Dismal overall ratings, hyped new broadcast shows that can't even get 1.5 rating points among key 18-49 viewers, existing shows that have taken a sudden turn for the worse, and relatively little excitement for viewers. That’s the current state of Tvland. Looking forward to next season?
Upfront presentations are starting to perk along, with cable networks in the thick of it next month. April will be much of the same. And then the big broadcast networks come along in May, with ESPN, TNT, USA Network, and Univision trying to crash the party at the same time.
The challenge is on: What can old and new networks deliver in programming and otherwise?
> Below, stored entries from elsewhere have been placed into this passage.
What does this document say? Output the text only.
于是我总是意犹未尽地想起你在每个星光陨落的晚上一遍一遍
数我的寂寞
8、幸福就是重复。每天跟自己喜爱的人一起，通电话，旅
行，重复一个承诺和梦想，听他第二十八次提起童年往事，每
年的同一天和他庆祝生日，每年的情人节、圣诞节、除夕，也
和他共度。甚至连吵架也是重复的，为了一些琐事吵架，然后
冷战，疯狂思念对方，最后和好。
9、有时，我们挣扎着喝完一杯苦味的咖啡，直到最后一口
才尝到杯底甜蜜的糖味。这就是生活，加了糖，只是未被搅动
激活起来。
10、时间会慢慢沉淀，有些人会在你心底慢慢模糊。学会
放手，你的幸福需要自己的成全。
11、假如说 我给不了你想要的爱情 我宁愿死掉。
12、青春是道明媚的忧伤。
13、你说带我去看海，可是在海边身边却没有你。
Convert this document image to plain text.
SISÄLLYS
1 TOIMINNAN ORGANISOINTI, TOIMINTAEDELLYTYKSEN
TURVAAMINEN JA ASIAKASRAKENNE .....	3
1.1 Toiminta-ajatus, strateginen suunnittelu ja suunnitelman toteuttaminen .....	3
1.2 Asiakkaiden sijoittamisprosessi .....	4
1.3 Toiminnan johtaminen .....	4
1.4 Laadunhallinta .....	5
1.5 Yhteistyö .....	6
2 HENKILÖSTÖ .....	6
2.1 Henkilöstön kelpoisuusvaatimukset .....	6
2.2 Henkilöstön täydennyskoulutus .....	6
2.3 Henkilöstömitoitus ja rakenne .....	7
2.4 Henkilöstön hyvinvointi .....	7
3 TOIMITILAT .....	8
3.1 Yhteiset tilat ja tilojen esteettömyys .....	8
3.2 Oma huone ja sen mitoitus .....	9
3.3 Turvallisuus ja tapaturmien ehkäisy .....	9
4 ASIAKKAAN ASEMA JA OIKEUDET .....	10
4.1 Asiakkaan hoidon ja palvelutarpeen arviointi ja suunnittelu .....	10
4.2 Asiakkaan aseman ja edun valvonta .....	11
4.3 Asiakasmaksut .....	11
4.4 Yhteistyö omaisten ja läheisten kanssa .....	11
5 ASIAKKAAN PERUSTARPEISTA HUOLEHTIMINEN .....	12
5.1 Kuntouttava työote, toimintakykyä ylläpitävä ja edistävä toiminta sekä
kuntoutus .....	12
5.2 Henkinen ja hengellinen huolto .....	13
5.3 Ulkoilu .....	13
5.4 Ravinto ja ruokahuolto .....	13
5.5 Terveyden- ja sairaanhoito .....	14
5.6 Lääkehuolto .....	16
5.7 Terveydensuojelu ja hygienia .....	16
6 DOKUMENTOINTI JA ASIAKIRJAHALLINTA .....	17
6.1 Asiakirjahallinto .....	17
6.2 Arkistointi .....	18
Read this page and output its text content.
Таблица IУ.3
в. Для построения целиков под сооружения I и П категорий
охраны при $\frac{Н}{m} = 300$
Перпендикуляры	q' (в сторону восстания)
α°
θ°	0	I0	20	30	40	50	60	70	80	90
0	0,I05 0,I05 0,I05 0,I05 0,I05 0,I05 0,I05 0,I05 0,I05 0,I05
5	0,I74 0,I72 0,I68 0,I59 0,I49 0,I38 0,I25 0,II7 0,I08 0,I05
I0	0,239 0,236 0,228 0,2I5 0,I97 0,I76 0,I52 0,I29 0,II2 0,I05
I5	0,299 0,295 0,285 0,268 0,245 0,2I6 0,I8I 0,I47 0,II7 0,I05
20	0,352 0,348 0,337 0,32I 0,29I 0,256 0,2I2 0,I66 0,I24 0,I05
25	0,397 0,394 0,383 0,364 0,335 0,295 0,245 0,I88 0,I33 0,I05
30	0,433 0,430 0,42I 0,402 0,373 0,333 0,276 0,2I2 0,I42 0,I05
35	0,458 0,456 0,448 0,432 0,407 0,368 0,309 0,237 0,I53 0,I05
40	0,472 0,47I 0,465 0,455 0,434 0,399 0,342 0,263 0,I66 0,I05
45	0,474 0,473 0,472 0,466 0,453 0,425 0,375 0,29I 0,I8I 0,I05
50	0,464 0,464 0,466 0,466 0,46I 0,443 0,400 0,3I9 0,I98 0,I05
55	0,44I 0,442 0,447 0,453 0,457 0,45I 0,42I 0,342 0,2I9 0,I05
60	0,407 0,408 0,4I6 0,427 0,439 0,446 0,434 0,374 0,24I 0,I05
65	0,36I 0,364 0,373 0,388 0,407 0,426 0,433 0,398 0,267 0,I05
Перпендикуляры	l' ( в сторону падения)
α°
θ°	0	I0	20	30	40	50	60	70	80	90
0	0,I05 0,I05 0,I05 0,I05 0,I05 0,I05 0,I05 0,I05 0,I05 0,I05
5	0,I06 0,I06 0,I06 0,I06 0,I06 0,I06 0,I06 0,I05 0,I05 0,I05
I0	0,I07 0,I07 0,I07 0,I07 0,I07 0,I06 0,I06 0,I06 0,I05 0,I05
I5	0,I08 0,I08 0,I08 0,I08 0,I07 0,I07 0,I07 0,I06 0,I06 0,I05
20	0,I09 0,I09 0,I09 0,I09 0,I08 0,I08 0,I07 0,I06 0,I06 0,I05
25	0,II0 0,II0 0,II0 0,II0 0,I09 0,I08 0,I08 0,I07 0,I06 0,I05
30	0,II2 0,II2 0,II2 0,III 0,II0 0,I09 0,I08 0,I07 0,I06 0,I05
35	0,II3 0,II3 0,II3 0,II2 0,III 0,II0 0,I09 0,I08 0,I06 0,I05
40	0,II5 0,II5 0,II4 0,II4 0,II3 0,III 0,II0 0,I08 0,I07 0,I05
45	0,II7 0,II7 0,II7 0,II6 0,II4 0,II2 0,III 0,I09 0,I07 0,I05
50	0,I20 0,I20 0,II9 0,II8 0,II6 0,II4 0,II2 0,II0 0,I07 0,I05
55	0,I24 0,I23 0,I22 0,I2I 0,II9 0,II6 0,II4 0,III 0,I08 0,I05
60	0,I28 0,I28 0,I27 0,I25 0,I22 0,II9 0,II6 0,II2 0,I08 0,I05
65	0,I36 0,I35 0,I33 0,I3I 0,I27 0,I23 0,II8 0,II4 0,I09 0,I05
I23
Nielsen will continue to seek to make changes, recognizing all types of TV homes, including internet-connected TV sets (that still might be also connected to cable, satellite, or telco services), and perhaps figuring out how to fold in many forms of nontraditional TV viewing. The push goes on to include more time-shifted programming, online digital programming, and video-on-demand in one big programming ball of viewership.
But evolution can be slow. Don't look for changes in the C3 metric that has been around since 2007. But underneath it all, you can be sure TV networks won't be sitting around waiting for new metrics, surely not a new currency, to explain what is going on with video viewing, and related social media activity.
More networks will experiment: As we’ve reported, ABC has made a handful of C7 deals with some marketers over the last year or so. Expect ABC to continue to push for more of these media buys with selected marketers.
For some time now, Fox has been requiring 10% of a TV marketer's make-goods (for audience deficiency) will take place online. Expect Fox or other networks to find ways for more digital integration and monetization.
CW will probably push for deeper cross-platform deals, marrying traditional TV advertising messaging with digital messages for its TV shows that air on those platforms.
TV advertising currency may not be changing as fast as some would like. But making your own metrics until something better comes around? Not currency for sure, but something to lean on.